How common is it for *new/i dorms to have one gang bathroom per floor these days?
Or have they moved away from gang bathrooms and toward suites with their own bathrooms, or single user bathrooms in rooms-off-a-hall situations?
“Just curious, but why the distinction? It is the same group of students using the dorm and academic facilities I assume. They can go coed in one building and not the others?”
I’m guessing that the bathrooms in your home aren’t assigned to genders, but the ones in your workplace are. Same thing.
Yes although it is getting more common to see female, male and one marked male/female or family. I am not sure why colleges need to have wings or floors mixed gender causing the community baths mixed gender…doesn’t seem like that is an essential need nor an enhancement of the residential college experience.
Not really, Hanna. The restroom in my house is single use, so like almost all single use facilities, is gender neutral. The group facilities are in dorms and near classrooms, so I don’t see a difference. Colleges build facilities with their own populations in mind, not general members of the public. If their populations are fine with coed bathrooms, what possible difference could it be whether that’s in an academic building or a dorm? Actually far easier in a non dorm as no shower facilities are needed.
“what possible difference could it be whether that’s in an academic building or a dorm?”
There are two possibilities. One is that the people who run colleges are idiots and don’t know what’s good for them or their own community members, but you do. The other is that they have reasons, and you don’t value those reasons, so you are denying that they could have value for somebody else.
" I am not sure why colleges need to have wings or floors mixed gender causing the community baths mixed gender…doesn’t seem like that is an essential need nor an enhancement of the residential college experience."
My guess is because this is what the vast majority of students prefer. Single gender dorms are often hard to fill at some colleges if populated just by those that requested them. That’s why there are so few offered.
No need to get snarky, hanna. I think the difference is likely that the colleges do recognize that maybe gender separation Has some utility in these situations. Pointing out that they have their secret reasons isnt terribly helpful .
The “audience” for bathrooms in non-residential buildings is different than that of the dorms. That’s pretty much all there is to it.
Skieurope wrote: “Outside the dorms, multi-person bathrooms are single sex (There’s probably an exception somewhere in the world).”
Pretty sure there’s an academic building at Bard College at Simon’s Rock that is the exception. If I remember correctly, there were 1 or 2 urinals inside a stall that was signed with the image of a urinal, and a few stalls with toilets. I know I’ve been in a bathroom like this, can’t swear it was at Simon’s Rock but I’m pretty sure it was.
No need for single gender…all the colleges my kids were at had dorms where it was gender by wing or gender by floor. No essential reason to go boy girl boy girl by room except of course it can be done in suite style easily.
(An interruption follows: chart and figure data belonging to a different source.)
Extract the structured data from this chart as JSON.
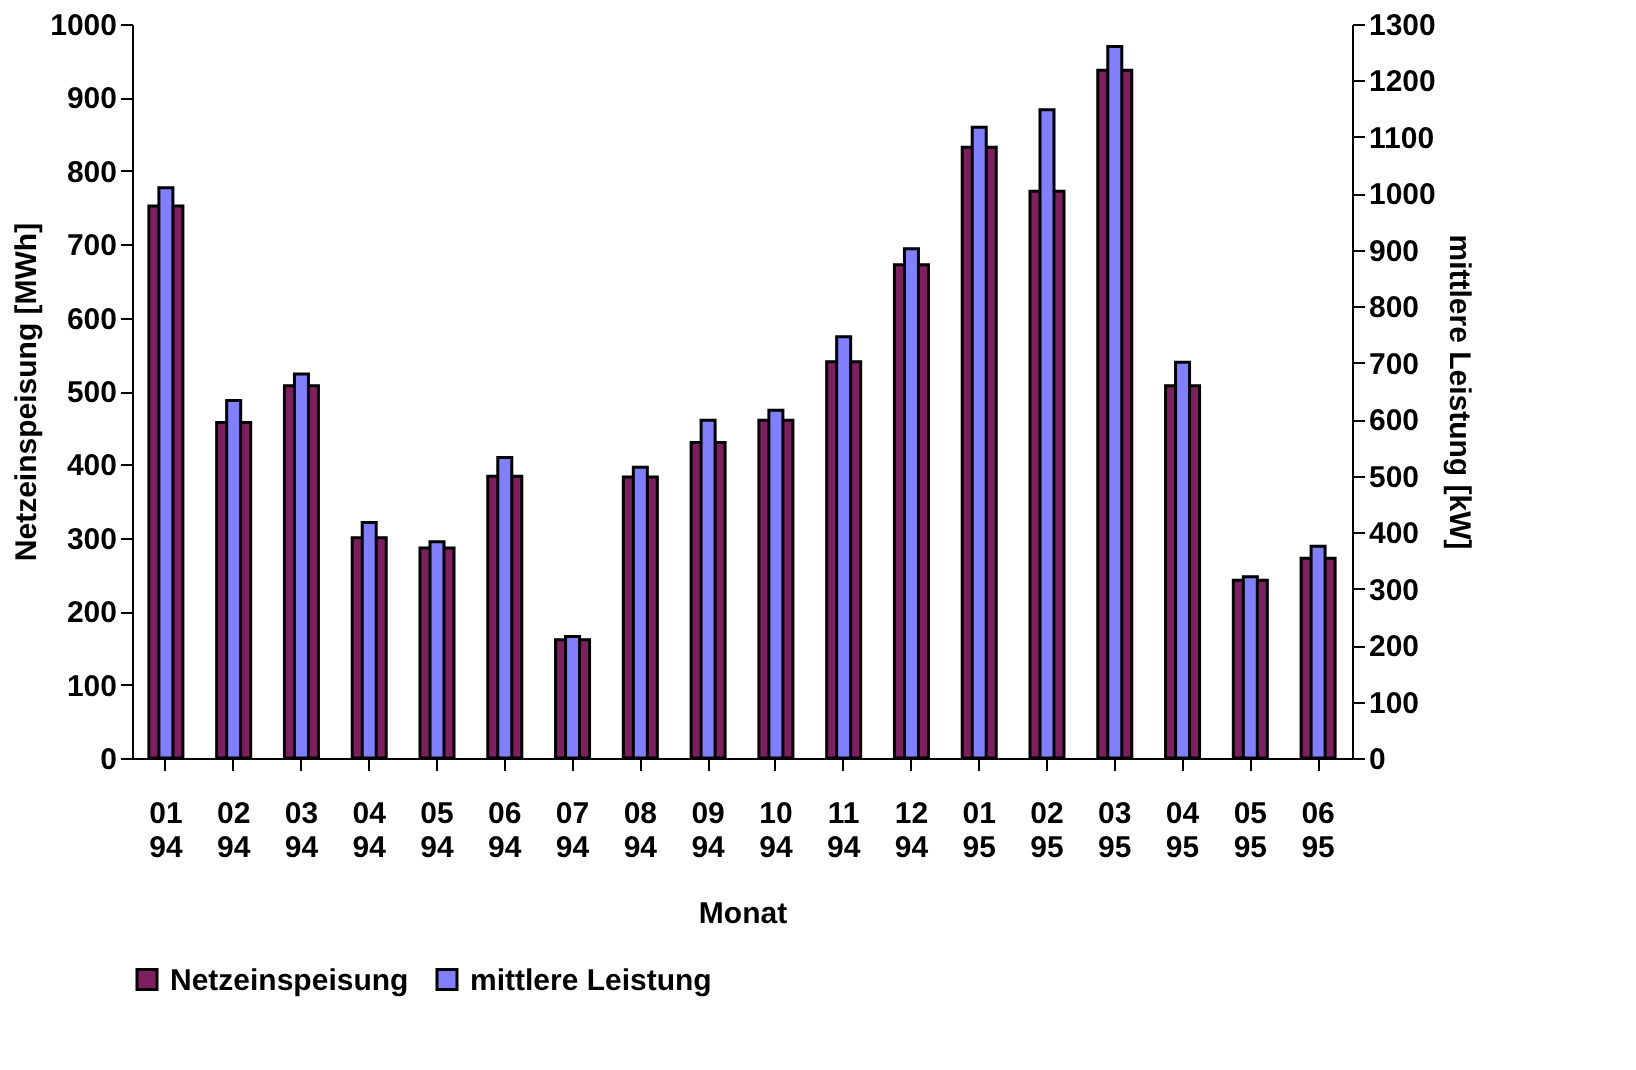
{
  "chart_data": {
    "type": "bar",
    "xlabel": "Monat",
    "ylabel": "Netzeinspeisung [MWh]",
    "y2label": "mittlere Leistung [kW]",
    "categories": [
      "01 94",
      "02 94",
      "03 94",
      "04 94",
      "05 94",
      "06 94",
      "07 94",
      "08 94",
      "09 94",
      "10 94",
      "11 94",
      "12 94",
      "01 95",
      "02 95",
      "03 95",
      "04 95",
      "05 95",
      "06 95"
    ],
    "series": [
      {
        "name": "Netzeinspeisung",
        "color": "#7f1f5f",
        "values": [
          752,
          457,
          507,
          300,
          286,
          384,
          161,
          383,
          430,
          460,
          540,
          672,
          832,
          772,
          937,
          507,
          242,
          272
        ]
      },
      {
        "name": "mittlere Leistung",
        "color": "#8080ff",
        "axis": "y2",
        "values": [
          1010,
          633,
          680,
          417,
          383,
          532,
          215,
          515,
          598,
          616,
          746,
          902,
          1117,
          1148,
          1260,
          701,
          321,
          375
        ]
      }
    ],
    "ylim": [
      0,
      1000
    ],
    "yticks": [
      0,
      100,
      200,
      300,
      400,
      500,
      600,
      700,
      800,
      900,
      1000
    ],
    "y2lim": [
      0,
      1300
    ],
    "y2ticks": [
      0,
      100,
      200,
      300,
      400,
      500,
      600,
      700,
      800,
      900,
      1000,
      1100,
      1200,
      1300
    ],
    "grid": false,
    "legend": "bottom"
  }
}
I would challenge the notion that the “vast majority of students” want or like mixed gender bathrooms. Even if it sounds exotic on week one I would challenge the notion that the concept holds the same appeal weeks and months in when you get up in the middle of the night and step in pee in front of the toilet or a shower curtain sticks to your wet skin when you are wrapping up in a towel because you have no idea who is standing at the sink.
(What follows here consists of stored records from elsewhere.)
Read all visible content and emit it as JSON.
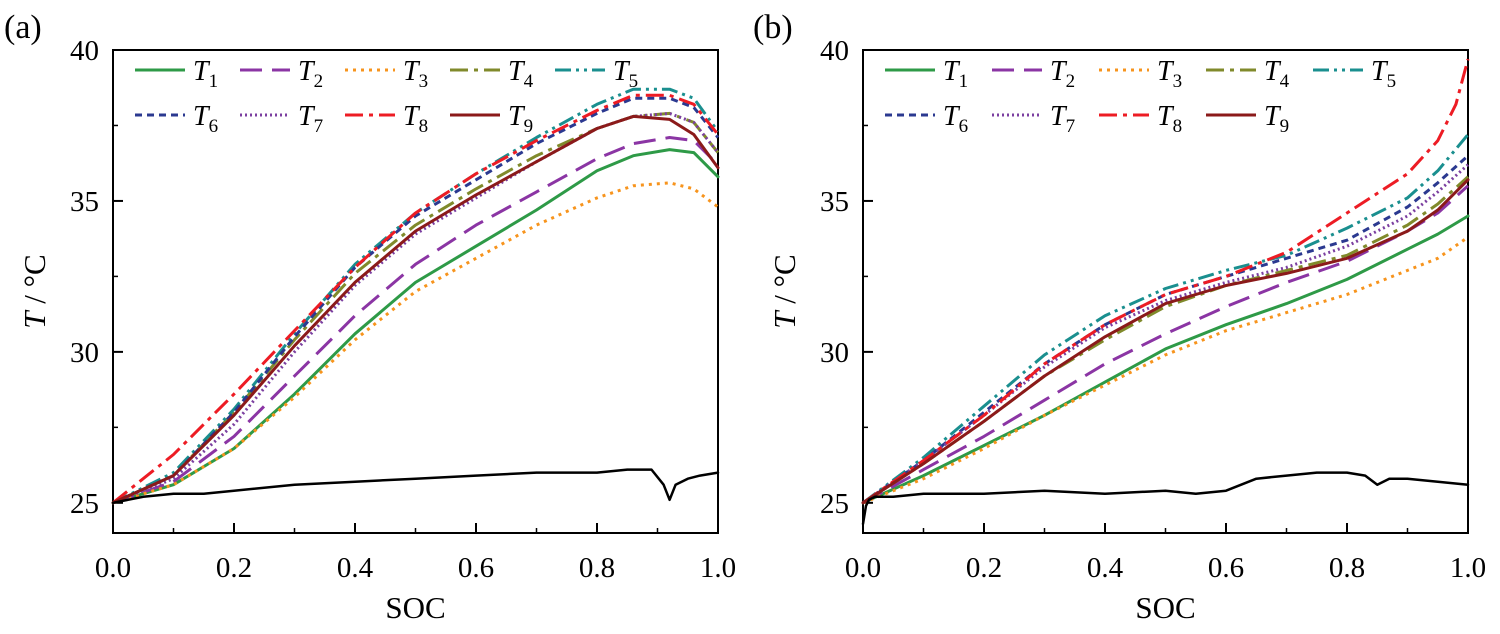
{
  "chart_data": [
    {
      "type": "line",
      "panel_label": "(a)",
      "xlabel": "SOC",
      "ylabel_italic": "T",
      "ylabel_unit": " / °C",
      "xlim": [
        0.0,
        1.0
      ],
      "ylim": [
        24,
        40
      ],
      "xticks": [
        0.0,
        0.2,
        0.4,
        0.6,
        0.8,
        1.0
      ],
      "xtick_labels": [
        "0.0",
        "0.2",
        "0.4",
        "0.6",
        "0.8",
        "1.0"
      ],
      "yticks": [
        25,
        30,
        35,
        40
      ],
      "ytick_labels": [
        "25",
        "30",
        "35",
        "40"
      ],
      "legend_position": "top",
      "series": [
        {
          "name": "T",
          "sub": "1",
          "color": "#2e9a47",
          "style": "solid",
          "x": [
            0,
            0.1,
            0.2,
            0.3,
            0.4,
            0.5,
            0.6,
            0.7,
            0.8,
            0.86,
            0.92,
            0.96,
            1.0
          ],
          "y": [
            25,
            25.6,
            26.8,
            28.6,
            30.6,
            32.3,
            33.5,
            34.7,
            36.0,
            36.5,
            36.7,
            36.6,
            35.8
          ]
        },
        {
          "name": "T",
          "sub": "2",
          "color": "#8b35a4",
          "style": "dash",
          "x": [
            0,
            0.1,
            0.2,
            0.3,
            0.4,
            0.5,
            0.6,
            0.7,
            0.8,
            0.86,
            0.92,
            0.96,
            1.0
          ],
          "y": [
            25,
            25.7,
            27.2,
            29.2,
            31.2,
            32.9,
            34.2,
            35.3,
            36.4,
            36.9,
            37.1,
            37.0,
            36.2
          ]
        },
        {
          "name": "T",
          "sub": "3",
          "color": "#f7941d",
          "style": "dot",
          "x": [
            0,
            0.1,
            0.2,
            0.3,
            0.4,
            0.5,
            0.6,
            0.7,
            0.8,
            0.86,
            0.92,
            0.96,
            1.0
          ],
          "y": [
            25,
            25.6,
            26.8,
            28.5,
            30.4,
            32.0,
            33.1,
            34.2,
            35.1,
            35.5,
            35.6,
            35.4,
            34.8
          ]
        },
        {
          "name": "T",
          "sub": "4",
          "color": "#808a2b",
          "style": "dashdot",
          "x": [
            0,
            0.1,
            0.2,
            0.3,
            0.4,
            0.5,
            0.6,
            0.7,
            0.8,
            0.86,
            0.92,
            0.96,
            1.0
          ],
          "y": [
            25,
            25.9,
            28.0,
            30.4,
            32.6,
            34.2,
            35.4,
            36.5,
            37.4,
            37.8,
            37.9,
            37.6,
            36.6
          ]
        },
        {
          "name": "T",
          "sub": "5",
          "color": "#1a8f8f",
          "style": "dashdotdot",
          "x": [
            0,
            0.1,
            0.2,
            0.3,
            0.4,
            0.5,
            0.6,
            0.7,
            0.8,
            0.86,
            0.92,
            0.96,
            1.0
          ],
          "y": [
            25,
            26.0,
            28.1,
            30.6,
            32.9,
            34.6,
            35.9,
            37.1,
            38.2,
            38.7,
            38.7,
            38.4,
            37.3
          ]
        },
        {
          "name": "T",
          "sub": "6",
          "color": "#2b3990",
          "style": "shortdash",
          "x": [
            0,
            0.1,
            0.2,
            0.3,
            0.4,
            0.5,
            0.6,
            0.7,
            0.8,
            0.86,
            0.92,
            0.96,
            1.0
          ],
          "y": [
            25,
            25.9,
            28.0,
            30.5,
            32.8,
            34.5,
            35.7,
            36.9,
            37.9,
            38.4,
            38.4,
            38.1,
            37.1
          ]
        },
        {
          "name": "T",
          "sub": "7",
          "color": "#7b3fa0",
          "style": "shortdot",
          "x": [
            0,
            0.1,
            0.2,
            0.3,
            0.4,
            0.5,
            0.6,
            0.7,
            0.8,
            0.86,
            0.92,
            0.96,
            1.0
          ],
          "y": [
            25,
            25.8,
            27.6,
            30.0,
            32.2,
            33.9,
            35.1,
            36.3,
            37.4,
            37.8,
            37.9,
            37.6,
            36.6
          ]
        },
        {
          "name": "T",
          "sub": "8",
          "color": "#ed1c24",
          "style": "dashdot",
          "x": [
            0,
            0.1,
            0.2,
            0.3,
            0.4,
            0.5,
            0.6,
            0.7,
            0.8,
            0.86,
            0.92,
            0.96,
            1.0
          ],
          "y": [
            25,
            26.6,
            28.6,
            30.7,
            32.8,
            34.6,
            35.9,
            37.0,
            38.0,
            38.5,
            38.5,
            38.2,
            37.2
          ]
        },
        {
          "name": "T",
          "sub": "9",
          "color": "#8b1a1a",
          "style": "solid",
          "x": [
            0,
            0.1,
            0.2,
            0.3,
            0.4,
            0.5,
            0.6,
            0.7,
            0.8,
            0.86,
            0.92,
            0.96,
            1.0
          ],
          "y": [
            25,
            25.9,
            27.9,
            30.2,
            32.3,
            34.0,
            35.2,
            36.3,
            37.4,
            37.8,
            37.7,
            37.2,
            36.1
          ]
        },
        {
          "name": "",
          "color": "#000000",
          "style": "solid",
          "legend": false,
          "x": [
            0,
            0.05,
            0.1,
            0.15,
            0.2,
            0.3,
            0.4,
            0.5,
            0.6,
            0.7,
            0.8,
            0.85,
            0.89,
            0.91,
            0.92,
            0.93,
            0.95,
            0.97,
            1.0
          ],
          "y": [
            25.0,
            25.2,
            25.3,
            25.3,
            25.4,
            25.6,
            25.7,
            25.8,
            25.9,
            26.0,
            26.0,
            26.1,
            26.1,
            25.6,
            25.1,
            25.6,
            25.8,
            25.9,
            26.0
          ]
        }
      ]
    },
    {
      "type": "line",
      "panel_label": "(b)",
      "xlabel": "SOC",
      "ylabel_italic": "T",
      "ylabel_unit": " / °C",
      "xlim": [
        0.0,
        1.0
      ],
      "ylim": [
        24,
        40
      ],
      "xticks": [
        0.0,
        0.2,
        0.4,
        0.6,
        0.8,
        1.0
      ],
      "xtick_labels": [
        "0.0",
        "0.2",
        "0.4",
        "0.6",
        "0.8",
        "1.0"
      ],
      "yticks": [
        25,
        30,
        35,
        40
      ],
      "ytick_labels": [
        "25",
        "30",
        "35",
        "40"
      ],
      "legend_position": "top",
      "series": [
        {
          "name": "T",
          "sub": "1",
          "color": "#2e9a47",
          "style": "solid",
          "x": [
            0,
            0.1,
            0.2,
            0.3,
            0.4,
            0.5,
            0.6,
            0.7,
            0.8,
            0.9,
            0.95,
            1.0
          ],
          "y": [
            25,
            25.9,
            26.9,
            27.9,
            29.0,
            30.1,
            30.9,
            31.6,
            32.4,
            33.4,
            33.9,
            34.5
          ]
        },
        {
          "name": "T",
          "sub": "2",
          "color": "#8b35a4",
          "style": "dash",
          "x": [
            0,
            0.1,
            0.2,
            0.3,
            0.4,
            0.5,
            0.6,
            0.7,
            0.8,
            0.9,
            0.95,
            1.0
          ],
          "y": [
            25,
            26.1,
            27.2,
            28.4,
            29.6,
            30.6,
            31.5,
            32.3,
            33.0,
            34.0,
            34.6,
            35.5
          ]
        },
        {
          "name": "T",
          "sub": "3",
          "color": "#f7941d",
          "style": "dot",
          "x": [
            0,
            0.1,
            0.2,
            0.3,
            0.4,
            0.5,
            0.6,
            0.7,
            0.8,
            0.9,
            0.95,
            1.0
          ],
          "y": [
            25,
            25.8,
            26.8,
            27.9,
            28.9,
            29.9,
            30.7,
            31.3,
            31.9,
            32.7,
            33.1,
            33.8
          ]
        },
        {
          "name": "T",
          "sub": "4",
          "color": "#808a2b",
          "style": "dashdot",
          "x": [
            0,
            0.1,
            0.2,
            0.3,
            0.4,
            0.5,
            0.6,
            0.7,
            0.8,
            0.9,
            0.95,
            1.0
          ],
          "y": [
            25,
            26.3,
            27.7,
            29.2,
            30.4,
            31.5,
            32.2,
            32.7,
            33.2,
            34.2,
            34.9,
            35.8
          ]
        },
        {
          "name": "T",
          "sub": "5",
          "color": "#1a8f8f",
          "style": "dashdotdot",
          "x": [
            0,
            0.1,
            0.2,
            0.3,
            0.4,
            0.5,
            0.6,
            0.7,
            0.8,
            0.9,
            0.95,
            1.0
          ],
          "y": [
            25,
            26.5,
            28.2,
            29.9,
            31.2,
            32.1,
            32.7,
            33.2,
            34.1,
            35.1,
            36.0,
            37.2
          ]
        },
        {
          "name": "T",
          "sub": "6",
          "color": "#2b3990",
          "style": "shortdash",
          "x": [
            0,
            0.1,
            0.2,
            0.3,
            0.4,
            0.5,
            0.6,
            0.7,
            0.8,
            0.9,
            0.95,
            1.0
          ],
          "y": [
            25,
            26.4,
            28.0,
            29.6,
            30.9,
            31.9,
            32.5,
            33.1,
            33.7,
            34.8,
            35.6,
            36.5
          ]
        },
        {
          "name": "T",
          "sub": "7",
          "color": "#7b3fa0",
          "style": "shortdot",
          "x": [
            0,
            0.1,
            0.2,
            0.3,
            0.4,
            0.5,
            0.6,
            0.7,
            0.8,
            0.9,
            0.95,
            1.0
          ],
          "y": [
            25,
            26.4,
            27.9,
            29.5,
            30.8,
            31.7,
            32.3,
            32.8,
            33.5,
            34.5,
            35.3,
            36.2
          ]
        },
        {
          "name": "T",
          "sub": "8",
          "color": "#ed1c24",
          "style": "dashdot",
          "x": [
            0,
            0.1,
            0.2,
            0.3,
            0.4,
            0.5,
            0.6,
            0.7,
            0.8,
            0.9,
            0.95,
            0.98,
            1.0
          ],
          "y": [
            25,
            26.4,
            27.9,
            29.6,
            30.9,
            31.9,
            32.5,
            33.3,
            34.6,
            35.9,
            37.0,
            38.2,
            39.7
          ]
        },
        {
          "name": "T",
          "sub": "9",
          "color": "#8b1a1a",
          "style": "solid",
          "x": [
            0,
            0.1,
            0.2,
            0.3,
            0.4,
            0.5,
            0.6,
            0.7,
            0.8,
            0.9,
            0.95,
            1.0
          ],
          "y": [
            25,
            26.3,
            27.7,
            29.2,
            30.5,
            31.6,
            32.2,
            32.6,
            33.1,
            34.0,
            34.7,
            35.7
          ]
        },
        {
          "name": "",
          "color": "#000000",
          "style": "solid",
          "legend": false,
          "x": [
            0,
            0.005,
            0.01,
            0.02,
            0.05,
            0.1,
            0.2,
            0.3,
            0.4,
            0.5,
            0.55,
            0.6,
            0.65,
            0.7,
            0.75,
            0.8,
            0.83,
            0.85,
            0.87,
            0.9,
            0.95,
            1.0
          ],
          "y": [
            24.3,
            24.9,
            25.1,
            25.2,
            25.2,
            25.3,
            25.3,
            25.4,
            25.3,
            25.4,
            25.3,
            25.4,
            25.8,
            25.9,
            26.0,
            26.0,
            25.9,
            25.6,
            25.8,
            25.8,
            25.7,
            25.6
          ]
        }
      ]
    }
  ]
}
Sometimes ideas sound good on paper but not so much in practice…and I think colleges and unis pushed an experiential envelope on coed bathrooms and showers but whatever floats peoples boats…my family not so much on the simultaneous use of the bathrooms during showering and toileting. Try that in K-12 locker rooms and see where that gets you…so why is it suddenly A-OK for colleges? But most colleges let students choose their dorm style so eyes wide open and kids should think about how they feel about it.